Donald Spoto also continues to express that the two main characters in the play, Summer and Smoke, Alma and John, are hopeless in relating to the disconnection because of the mark that is exceptionally usual in Tennessee Williams’ writings, where “. . . balanced unions between the right mates are very rare indeed”.
Leonard Berkman argues that the criticism about Alma’s severe character change from the spirit to the flesh is unsubstantiated because it was not very uncommon for a strict moral an religiously principled white southern women of the twentieth century to go through a drastic transformation which was similar to Alma’s by being extremely morally wrong, I Alma’s case, to make obvious that their unrestraint from the social system where men are the dominate begins.

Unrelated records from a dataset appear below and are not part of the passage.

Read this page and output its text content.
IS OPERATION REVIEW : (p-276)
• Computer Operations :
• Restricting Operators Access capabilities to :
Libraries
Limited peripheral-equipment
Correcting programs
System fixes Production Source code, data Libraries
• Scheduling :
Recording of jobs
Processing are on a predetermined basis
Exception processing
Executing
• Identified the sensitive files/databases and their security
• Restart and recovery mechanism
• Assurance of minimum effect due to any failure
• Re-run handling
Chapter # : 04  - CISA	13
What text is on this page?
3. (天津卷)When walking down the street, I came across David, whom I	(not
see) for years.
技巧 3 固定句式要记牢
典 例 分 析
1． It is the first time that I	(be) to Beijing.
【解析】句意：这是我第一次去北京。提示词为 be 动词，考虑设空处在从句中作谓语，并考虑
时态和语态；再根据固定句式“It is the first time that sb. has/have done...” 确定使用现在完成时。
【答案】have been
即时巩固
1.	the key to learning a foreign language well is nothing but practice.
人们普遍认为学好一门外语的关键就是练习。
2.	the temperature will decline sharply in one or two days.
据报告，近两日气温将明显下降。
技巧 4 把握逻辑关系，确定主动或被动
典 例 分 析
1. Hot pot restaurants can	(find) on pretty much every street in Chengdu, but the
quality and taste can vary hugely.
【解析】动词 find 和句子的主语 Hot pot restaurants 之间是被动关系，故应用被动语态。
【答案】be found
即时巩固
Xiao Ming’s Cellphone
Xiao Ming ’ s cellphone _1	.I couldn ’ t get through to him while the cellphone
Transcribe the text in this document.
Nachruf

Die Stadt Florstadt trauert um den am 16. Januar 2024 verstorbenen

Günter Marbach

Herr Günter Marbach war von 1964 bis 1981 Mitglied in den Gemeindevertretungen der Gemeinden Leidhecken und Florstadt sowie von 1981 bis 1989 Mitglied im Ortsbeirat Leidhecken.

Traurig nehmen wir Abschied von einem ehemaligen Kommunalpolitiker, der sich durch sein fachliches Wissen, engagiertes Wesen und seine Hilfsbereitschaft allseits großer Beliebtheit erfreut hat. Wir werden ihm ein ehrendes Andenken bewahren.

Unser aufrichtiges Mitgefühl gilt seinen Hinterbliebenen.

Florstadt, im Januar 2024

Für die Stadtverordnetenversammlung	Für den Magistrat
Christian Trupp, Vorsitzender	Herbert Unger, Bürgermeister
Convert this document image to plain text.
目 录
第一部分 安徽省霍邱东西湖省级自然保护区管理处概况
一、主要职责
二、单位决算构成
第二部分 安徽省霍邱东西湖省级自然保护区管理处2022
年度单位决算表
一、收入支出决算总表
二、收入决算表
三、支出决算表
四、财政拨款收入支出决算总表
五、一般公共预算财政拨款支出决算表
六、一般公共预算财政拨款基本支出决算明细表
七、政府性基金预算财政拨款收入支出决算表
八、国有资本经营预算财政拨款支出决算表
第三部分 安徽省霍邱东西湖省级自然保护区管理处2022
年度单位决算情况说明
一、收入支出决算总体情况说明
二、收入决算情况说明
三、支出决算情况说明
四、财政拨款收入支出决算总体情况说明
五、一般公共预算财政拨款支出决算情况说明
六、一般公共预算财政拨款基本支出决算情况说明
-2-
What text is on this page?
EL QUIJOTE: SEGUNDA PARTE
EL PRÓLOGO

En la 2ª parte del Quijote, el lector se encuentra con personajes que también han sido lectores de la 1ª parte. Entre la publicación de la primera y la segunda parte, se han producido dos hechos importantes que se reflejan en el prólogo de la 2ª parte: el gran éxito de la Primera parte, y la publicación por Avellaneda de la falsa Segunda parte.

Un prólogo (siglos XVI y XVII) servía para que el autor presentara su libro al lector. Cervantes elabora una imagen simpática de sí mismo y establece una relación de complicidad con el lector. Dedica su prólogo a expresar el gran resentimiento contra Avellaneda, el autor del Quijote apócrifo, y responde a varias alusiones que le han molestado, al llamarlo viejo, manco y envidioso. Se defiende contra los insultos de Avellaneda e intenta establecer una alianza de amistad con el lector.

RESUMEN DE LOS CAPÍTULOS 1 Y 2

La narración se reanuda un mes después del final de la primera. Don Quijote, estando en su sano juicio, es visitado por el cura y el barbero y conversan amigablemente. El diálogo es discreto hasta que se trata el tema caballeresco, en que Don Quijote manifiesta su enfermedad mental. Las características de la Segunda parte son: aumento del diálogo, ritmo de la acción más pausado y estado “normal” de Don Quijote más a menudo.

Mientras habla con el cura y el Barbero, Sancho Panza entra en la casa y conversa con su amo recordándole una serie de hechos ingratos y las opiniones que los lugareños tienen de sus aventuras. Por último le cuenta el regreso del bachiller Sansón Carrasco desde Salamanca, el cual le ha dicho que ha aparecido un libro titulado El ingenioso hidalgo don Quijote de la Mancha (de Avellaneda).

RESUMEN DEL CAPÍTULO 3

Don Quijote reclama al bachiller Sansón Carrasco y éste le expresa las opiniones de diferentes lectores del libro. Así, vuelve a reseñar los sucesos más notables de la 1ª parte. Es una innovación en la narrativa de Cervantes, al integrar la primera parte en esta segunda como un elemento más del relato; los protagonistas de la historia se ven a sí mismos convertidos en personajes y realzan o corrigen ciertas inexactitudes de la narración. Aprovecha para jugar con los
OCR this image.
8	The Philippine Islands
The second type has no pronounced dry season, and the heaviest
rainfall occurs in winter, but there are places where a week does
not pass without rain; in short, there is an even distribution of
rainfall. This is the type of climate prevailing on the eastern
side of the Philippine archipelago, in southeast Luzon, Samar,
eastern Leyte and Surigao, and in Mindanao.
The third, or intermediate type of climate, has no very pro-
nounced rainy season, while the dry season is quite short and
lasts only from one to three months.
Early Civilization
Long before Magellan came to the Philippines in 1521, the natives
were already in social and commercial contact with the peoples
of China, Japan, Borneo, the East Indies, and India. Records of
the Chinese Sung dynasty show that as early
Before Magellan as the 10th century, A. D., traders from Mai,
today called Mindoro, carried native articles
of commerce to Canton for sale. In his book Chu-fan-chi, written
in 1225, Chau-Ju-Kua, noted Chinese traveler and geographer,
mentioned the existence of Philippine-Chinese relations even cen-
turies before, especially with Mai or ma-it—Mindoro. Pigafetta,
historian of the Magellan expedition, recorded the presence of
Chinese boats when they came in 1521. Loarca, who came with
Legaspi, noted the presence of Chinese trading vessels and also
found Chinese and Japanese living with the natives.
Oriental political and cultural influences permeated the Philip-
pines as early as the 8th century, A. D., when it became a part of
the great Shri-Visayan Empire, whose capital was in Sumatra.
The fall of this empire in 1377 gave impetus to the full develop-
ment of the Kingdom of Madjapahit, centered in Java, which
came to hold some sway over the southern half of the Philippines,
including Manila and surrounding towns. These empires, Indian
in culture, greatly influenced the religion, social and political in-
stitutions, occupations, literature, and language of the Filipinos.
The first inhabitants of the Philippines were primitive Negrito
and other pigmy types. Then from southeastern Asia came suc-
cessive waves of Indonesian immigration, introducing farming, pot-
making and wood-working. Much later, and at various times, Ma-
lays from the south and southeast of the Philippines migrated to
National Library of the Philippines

Robert F. Gross make obvious how Tennessee Williams works to create both and to break up the two parts in the play, Summer and Smoke. All through the post modern breakdown, Gross also face up to and dismisses beforehand held the perception of the play’s innocence and balance.
Jacob H. Adler suggests that Summer and Smoke puts on a considerably and has a greater depth as it moves further than the conflict between the body and the soul which then extends its limitations on to symbolize the enriching metaphor of the South.
Williams’s most famous and comprehensive theme is the effect of an uncompromisingly competitive society on sensitive characters like The Reverend Shannon and Hannah Jelkes, The Night of The Iguana 1961, and Alma Winemiller, Summer and Smoke, both social outcasts in society.
Similar to the theme of the outcast is that the poet-artist. Laura owns her own collection of glass animals, Tom is with his poetry, and Alma an extraordinary delicacy of Tennessee Williams’s female protagonist who makes diametrically opposed the conflict between the body and the mind as one. The punishment for the love-hate duality in the fated destiny of the artist, who in fact is frequently, portrays in Darwinians descriptions of easily broken human beings emotional feelings being torn apart by the one whom they find more to be the one.